Victor, it was quite by accident that I came across your review for Rock Town Single Barrel Bourbon. I was just finishing my bottle of Barrel 375 (Bottle 75 of 94), bottled at 56.72% and was very interested in your review Your whisky/whiskey knowledge simply astounds me. My experience with Barrel 375 was far more pleasurable than yours. I found Barrel 375 to be full of light syrup, corn, licorice and light as a feather on the palate. Spices buzzed nicely along and there was no bitterness from the barrel. The label states that the whiskey distilled from "Arkansas grown corn, Arkansas grown wheat and malted barley." That jumped out at me. If this was indeed a mash bill and not just some marketing text, was barley used as a substitute for rye? (as you noted, Rock Town has a history of making rye influenced bourbons). Also in your response to my review of Cu Bocan recently, you gave an excellent discussion on charred vs. toasted cooperage, and stated that corn and barley don't react to char as well as to toasted wood. This whiskey was "aged 21 months in new charred oak barrels." As I mentioned, there was absolutely no tannin bitterness. Do you think that the quality of the distillate and the Arkansas summers can mitigate the negative influence of bitterness caused by char? On a side note, I visited the distillery two years ago with my brother in law and did some tastings. There was no one available who could answer any detailed questions, but the attendant did give us more than the usual amount of samplings. They are doing some inventive things such as distilling a sorghum whiskey and experimenting with peated barley. Our sampling was limited to various bourbons and ryes (the ryes were uniformly excellent). If you do come across another Rock Town bottling, I think that you might want to give it another try. Thanks again for all you do for this site.

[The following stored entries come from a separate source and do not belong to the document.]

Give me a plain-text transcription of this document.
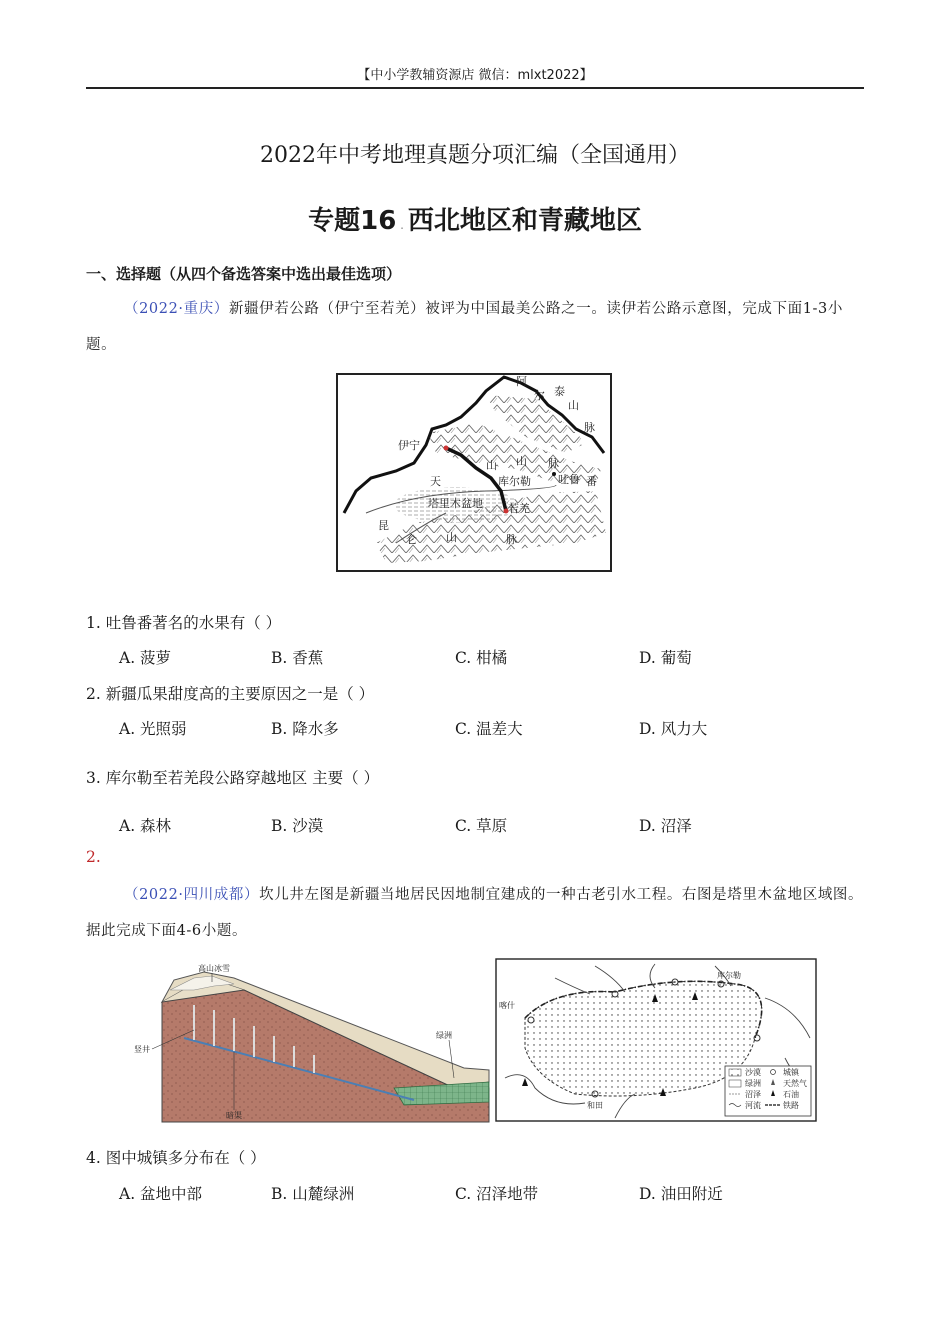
【中小学教辅资源店 微信：mlxt2022】
2022年中考地理真题分项汇编（全国通用）
专题16 . 西北地区和青藏地区
一、选择题（从四个备选答案中选出最佳选项）
（2022·重庆）新疆伊若公路（伊宁至若羌）被评为中国最美公路之一。读伊若公路示意图，完成下面1-3小题。
阿
尔 泰
山
脉
伊宁
天
山 山 脉
库尔勒 吐鲁 番
塔里木盆地 若羌
昆
仑	山	脉
1. 吐鲁番著名的水果有（ ）
A. 菠萝	B. 香蕉	C. 柑橘	D. 葡萄
2. 新疆瓜果甜度高的主要原因之一是（ ）
A. 光照弱	B. 降水多	C. 温差大	D. 风力大
3. 库尔勒至若羌段公路穿越地区 主要（ ）
A. 森林	B. 沙漠	C. 草原	D. 沼泽
2.
（2022·四川成都）坎儿井左图是新疆当地居民因地制宜建成的一种古老引水工程。右图是塔里木盆地区域图。据此完成下面4-6小题。
高山冰雪
竖井
暗渠
绿洲
喀什
库尔勒
和田
沙漠	城镇
绿洲	天然气
沼泽	石油
河流	铁路
4. 图中城镇多分布在（ ）
A. 盆地中部	B. 山麓绿洲	C. 沼泽地带	D. 油田附近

5 years ago 1Who liked this?

@Victor
Victor commented

@jerryclyde I always enjoy your postings, no doubt partially because you often see things similarly to the ways that I do.

I'd love to: 1) try your bottle, 2) re-sample the one I reviewed, owned by my sister, and 3) see what yet other bottles would demonstrate. All assessments are subject to revision based on additional experiences.

If the char is heavy, I don't see it as being significantly mellowed out by any measure that I can think of.

Thanks for joining in, and thank you very much for your kind words!